信吾さん「やっぱり1年空いてしまう。ましてや来年は必ずできるって約束されている状況ではないので、この間にまた減ってしまわないかとか、そういうちょっと不安な点があるんですけども」
米須青年会の会長の任期は1年。信吾さんはエイサーができないまま会長の役目を終えます。
信吾さん「今年の1年でどうにか下の子たちにも、この年間のスケジュールだったり、祭りを運営するにあたっての、いろいろやることがいろいろあるんですけど、そういうのを教えていくという1年にしようと自分の中では考えていたので、まさかって感じでね」
柚希さん「去年僕が終わってそのまま引き継いで、何もない状態で会長が1年で変わってしまう。
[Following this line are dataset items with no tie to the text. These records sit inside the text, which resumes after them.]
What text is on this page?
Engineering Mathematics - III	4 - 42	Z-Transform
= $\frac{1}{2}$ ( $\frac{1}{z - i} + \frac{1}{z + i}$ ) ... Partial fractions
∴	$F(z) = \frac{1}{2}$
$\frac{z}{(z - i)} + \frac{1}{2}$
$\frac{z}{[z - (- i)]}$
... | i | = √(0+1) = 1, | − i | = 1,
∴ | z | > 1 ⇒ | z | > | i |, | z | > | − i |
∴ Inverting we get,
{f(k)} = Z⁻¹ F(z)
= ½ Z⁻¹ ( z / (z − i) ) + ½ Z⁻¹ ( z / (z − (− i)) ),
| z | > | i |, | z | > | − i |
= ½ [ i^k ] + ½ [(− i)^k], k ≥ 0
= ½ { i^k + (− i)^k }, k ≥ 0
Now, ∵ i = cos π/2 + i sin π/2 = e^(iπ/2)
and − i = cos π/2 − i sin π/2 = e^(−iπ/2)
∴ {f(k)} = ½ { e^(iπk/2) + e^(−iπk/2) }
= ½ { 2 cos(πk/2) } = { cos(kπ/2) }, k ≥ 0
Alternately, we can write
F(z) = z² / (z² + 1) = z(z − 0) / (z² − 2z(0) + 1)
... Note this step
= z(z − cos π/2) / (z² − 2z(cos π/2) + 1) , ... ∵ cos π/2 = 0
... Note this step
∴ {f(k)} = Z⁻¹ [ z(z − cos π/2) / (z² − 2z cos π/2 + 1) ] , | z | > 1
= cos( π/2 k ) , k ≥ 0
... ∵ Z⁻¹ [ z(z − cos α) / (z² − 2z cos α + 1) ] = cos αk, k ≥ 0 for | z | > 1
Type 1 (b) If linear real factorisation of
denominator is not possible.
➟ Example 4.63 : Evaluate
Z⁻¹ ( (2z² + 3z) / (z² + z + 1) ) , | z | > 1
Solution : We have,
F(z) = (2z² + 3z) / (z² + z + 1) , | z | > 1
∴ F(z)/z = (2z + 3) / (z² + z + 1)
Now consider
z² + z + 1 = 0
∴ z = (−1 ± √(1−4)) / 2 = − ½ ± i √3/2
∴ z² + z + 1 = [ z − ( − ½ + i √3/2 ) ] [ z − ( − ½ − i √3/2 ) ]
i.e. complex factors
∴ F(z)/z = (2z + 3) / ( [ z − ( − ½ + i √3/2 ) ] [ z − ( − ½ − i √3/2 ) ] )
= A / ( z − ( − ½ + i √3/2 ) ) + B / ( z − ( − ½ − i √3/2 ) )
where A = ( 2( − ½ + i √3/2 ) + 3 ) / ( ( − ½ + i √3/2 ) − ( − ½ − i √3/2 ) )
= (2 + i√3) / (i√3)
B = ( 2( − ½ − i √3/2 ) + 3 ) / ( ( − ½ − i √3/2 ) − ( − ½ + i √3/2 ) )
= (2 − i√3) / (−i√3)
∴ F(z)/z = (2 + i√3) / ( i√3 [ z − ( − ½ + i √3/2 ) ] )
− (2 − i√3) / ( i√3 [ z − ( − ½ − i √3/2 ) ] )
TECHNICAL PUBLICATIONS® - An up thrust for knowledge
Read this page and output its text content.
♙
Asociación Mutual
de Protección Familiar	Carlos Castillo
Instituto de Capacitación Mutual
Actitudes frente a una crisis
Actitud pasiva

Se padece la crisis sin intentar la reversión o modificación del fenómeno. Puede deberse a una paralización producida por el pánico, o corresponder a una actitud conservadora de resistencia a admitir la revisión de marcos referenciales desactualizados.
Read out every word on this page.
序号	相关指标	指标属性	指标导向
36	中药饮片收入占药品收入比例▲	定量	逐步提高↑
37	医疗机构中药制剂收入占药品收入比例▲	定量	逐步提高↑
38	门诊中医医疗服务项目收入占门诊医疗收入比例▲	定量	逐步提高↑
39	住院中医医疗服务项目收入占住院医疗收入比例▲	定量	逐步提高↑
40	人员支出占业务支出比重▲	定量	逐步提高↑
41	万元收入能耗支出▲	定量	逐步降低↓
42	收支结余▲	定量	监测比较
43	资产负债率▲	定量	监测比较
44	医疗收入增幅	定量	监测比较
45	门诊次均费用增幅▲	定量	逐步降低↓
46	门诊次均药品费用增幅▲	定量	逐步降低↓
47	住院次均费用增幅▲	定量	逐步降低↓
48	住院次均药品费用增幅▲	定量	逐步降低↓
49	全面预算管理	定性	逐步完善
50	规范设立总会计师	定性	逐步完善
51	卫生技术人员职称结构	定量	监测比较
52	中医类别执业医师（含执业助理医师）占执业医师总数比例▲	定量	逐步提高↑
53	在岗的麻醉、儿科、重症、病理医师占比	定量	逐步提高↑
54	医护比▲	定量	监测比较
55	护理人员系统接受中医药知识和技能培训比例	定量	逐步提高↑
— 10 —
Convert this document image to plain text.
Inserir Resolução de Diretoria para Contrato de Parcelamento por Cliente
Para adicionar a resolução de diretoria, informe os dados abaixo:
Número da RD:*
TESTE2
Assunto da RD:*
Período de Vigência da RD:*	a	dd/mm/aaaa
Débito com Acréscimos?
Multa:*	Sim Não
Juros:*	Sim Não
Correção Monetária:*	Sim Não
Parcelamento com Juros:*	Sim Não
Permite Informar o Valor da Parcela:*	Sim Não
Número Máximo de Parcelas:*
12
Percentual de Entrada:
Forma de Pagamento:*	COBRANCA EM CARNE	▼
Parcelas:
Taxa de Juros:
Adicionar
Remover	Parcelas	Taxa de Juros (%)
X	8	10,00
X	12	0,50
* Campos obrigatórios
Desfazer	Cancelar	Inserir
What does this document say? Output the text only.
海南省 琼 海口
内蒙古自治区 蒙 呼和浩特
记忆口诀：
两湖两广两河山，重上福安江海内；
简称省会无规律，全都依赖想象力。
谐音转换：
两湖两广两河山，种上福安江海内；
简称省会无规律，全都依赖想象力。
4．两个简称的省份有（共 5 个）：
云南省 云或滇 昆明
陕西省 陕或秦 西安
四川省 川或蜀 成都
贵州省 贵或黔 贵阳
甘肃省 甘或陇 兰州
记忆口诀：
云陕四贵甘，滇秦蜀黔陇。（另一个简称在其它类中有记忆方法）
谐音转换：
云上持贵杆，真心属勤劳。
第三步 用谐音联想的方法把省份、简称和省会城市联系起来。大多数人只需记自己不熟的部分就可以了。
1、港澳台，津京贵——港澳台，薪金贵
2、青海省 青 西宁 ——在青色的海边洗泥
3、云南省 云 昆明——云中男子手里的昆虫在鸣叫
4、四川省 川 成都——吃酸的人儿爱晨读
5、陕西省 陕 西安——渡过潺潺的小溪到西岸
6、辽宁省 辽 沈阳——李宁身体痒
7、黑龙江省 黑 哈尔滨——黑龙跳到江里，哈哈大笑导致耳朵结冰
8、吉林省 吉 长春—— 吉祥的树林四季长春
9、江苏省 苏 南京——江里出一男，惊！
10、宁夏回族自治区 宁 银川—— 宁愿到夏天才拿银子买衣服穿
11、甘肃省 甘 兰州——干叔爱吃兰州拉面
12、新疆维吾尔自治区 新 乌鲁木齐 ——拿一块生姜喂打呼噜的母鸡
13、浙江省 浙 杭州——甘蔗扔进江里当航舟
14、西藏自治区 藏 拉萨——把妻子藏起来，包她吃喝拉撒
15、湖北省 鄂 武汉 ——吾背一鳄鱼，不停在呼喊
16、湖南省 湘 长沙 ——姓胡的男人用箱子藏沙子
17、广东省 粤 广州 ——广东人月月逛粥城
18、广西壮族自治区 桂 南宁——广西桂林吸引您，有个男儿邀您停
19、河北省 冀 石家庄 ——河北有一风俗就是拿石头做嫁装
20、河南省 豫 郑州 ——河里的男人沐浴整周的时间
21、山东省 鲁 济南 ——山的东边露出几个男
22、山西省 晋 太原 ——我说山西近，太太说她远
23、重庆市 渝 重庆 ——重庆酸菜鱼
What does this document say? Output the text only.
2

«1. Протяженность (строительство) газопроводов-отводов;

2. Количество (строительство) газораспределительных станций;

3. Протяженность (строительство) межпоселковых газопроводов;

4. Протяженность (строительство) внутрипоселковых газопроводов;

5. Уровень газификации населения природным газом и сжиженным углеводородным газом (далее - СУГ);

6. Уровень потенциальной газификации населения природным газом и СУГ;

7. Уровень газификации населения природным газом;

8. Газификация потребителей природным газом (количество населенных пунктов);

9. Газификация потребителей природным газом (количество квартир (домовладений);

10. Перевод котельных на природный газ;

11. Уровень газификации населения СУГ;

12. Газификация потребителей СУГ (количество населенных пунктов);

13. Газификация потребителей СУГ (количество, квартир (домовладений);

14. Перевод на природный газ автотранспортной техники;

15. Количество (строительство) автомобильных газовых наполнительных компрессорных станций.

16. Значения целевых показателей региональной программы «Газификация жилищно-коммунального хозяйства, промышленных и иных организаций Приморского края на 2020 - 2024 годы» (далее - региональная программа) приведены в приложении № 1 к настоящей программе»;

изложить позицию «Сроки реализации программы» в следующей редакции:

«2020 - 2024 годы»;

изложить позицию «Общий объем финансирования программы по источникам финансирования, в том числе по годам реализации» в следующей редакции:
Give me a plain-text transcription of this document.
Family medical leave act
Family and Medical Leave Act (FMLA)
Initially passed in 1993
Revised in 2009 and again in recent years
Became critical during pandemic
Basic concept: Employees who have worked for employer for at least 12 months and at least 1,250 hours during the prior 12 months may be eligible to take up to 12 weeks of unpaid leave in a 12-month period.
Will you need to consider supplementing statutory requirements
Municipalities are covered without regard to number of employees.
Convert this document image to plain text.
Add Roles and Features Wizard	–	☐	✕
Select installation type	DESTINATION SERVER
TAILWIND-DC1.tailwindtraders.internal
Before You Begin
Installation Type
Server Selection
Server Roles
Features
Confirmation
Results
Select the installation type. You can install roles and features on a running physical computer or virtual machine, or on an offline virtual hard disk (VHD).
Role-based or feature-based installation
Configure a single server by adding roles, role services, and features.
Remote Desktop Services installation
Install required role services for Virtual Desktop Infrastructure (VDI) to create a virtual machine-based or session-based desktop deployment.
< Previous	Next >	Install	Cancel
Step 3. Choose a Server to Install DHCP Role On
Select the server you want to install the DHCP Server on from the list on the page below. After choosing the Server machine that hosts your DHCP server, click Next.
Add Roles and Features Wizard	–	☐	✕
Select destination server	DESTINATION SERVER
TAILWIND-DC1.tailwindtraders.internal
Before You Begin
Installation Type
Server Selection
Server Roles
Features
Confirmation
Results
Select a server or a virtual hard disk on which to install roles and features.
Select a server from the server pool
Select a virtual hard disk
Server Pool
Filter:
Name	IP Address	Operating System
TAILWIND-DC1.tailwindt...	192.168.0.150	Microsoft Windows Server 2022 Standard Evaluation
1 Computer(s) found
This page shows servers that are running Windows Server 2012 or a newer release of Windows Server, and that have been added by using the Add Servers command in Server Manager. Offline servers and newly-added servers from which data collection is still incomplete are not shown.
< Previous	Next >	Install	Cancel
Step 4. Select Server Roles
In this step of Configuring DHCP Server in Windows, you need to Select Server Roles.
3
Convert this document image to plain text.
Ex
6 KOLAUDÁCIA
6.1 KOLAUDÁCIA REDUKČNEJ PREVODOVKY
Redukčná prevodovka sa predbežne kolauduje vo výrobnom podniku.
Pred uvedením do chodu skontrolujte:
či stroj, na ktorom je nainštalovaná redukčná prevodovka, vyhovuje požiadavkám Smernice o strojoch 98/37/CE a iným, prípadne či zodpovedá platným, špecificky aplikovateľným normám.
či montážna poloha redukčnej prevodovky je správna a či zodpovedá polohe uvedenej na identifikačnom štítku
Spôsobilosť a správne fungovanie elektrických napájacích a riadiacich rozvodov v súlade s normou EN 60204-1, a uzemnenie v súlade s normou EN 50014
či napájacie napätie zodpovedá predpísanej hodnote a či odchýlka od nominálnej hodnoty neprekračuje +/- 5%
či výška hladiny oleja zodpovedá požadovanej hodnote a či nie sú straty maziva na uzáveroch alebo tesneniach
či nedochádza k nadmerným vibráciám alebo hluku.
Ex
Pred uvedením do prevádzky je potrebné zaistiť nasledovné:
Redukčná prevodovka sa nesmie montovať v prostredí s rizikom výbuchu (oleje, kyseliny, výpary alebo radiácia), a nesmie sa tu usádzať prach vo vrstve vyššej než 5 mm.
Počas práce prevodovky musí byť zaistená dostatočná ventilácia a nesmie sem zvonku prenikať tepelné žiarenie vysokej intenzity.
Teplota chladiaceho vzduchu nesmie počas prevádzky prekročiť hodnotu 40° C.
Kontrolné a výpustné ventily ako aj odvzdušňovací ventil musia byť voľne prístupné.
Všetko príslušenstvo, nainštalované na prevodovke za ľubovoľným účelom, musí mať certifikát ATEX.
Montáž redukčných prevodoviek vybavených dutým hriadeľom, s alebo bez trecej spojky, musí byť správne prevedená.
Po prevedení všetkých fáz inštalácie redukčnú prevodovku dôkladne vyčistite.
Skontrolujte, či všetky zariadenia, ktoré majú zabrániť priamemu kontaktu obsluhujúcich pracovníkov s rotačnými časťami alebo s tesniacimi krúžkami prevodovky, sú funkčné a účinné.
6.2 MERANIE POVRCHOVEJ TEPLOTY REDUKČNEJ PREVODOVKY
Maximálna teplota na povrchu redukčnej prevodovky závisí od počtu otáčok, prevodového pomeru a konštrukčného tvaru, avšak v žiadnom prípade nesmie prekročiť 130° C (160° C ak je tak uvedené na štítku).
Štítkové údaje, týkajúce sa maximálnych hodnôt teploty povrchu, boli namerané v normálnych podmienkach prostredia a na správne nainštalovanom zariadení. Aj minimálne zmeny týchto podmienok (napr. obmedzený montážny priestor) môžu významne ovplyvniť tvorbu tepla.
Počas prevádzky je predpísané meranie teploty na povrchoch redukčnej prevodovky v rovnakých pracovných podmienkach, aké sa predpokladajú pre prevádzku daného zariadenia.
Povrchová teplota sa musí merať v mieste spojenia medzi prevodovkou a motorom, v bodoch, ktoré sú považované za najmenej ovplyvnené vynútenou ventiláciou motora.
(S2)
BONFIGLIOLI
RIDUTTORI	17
できれば僕が(この状況を)代わってあげたいなっていうのがあります」
地域をつなぐエイサー。その地域のお年寄りを守りたいと、エイサーの中止を決断した青年会。ことしの悔しさを胸に抱きつつも、2人は今後の活動に意欲を語りました
柚希さん「今回はいろんな策を考えて、結果中止という形になってしまったんですけれども、今はSNSだったりとかいろいろな方法で発信ということはできると思うので、それを今回の中止を次につなげる。一つのきっかけではないですけど、マイナスに捉えなくてもいいのかなと思います」
信吾さん「エイサーに繋げるためではなくて、地域の人たちと繋がる方法はいくらでもありますし。ちょっとした交流の場を色々考えて、年間を通して何かしら機会を作るって感じです」
コロナで消えたことしの夏のエイサー。それでも前を向く若者たちの思いが、これからも地域をつなぎます。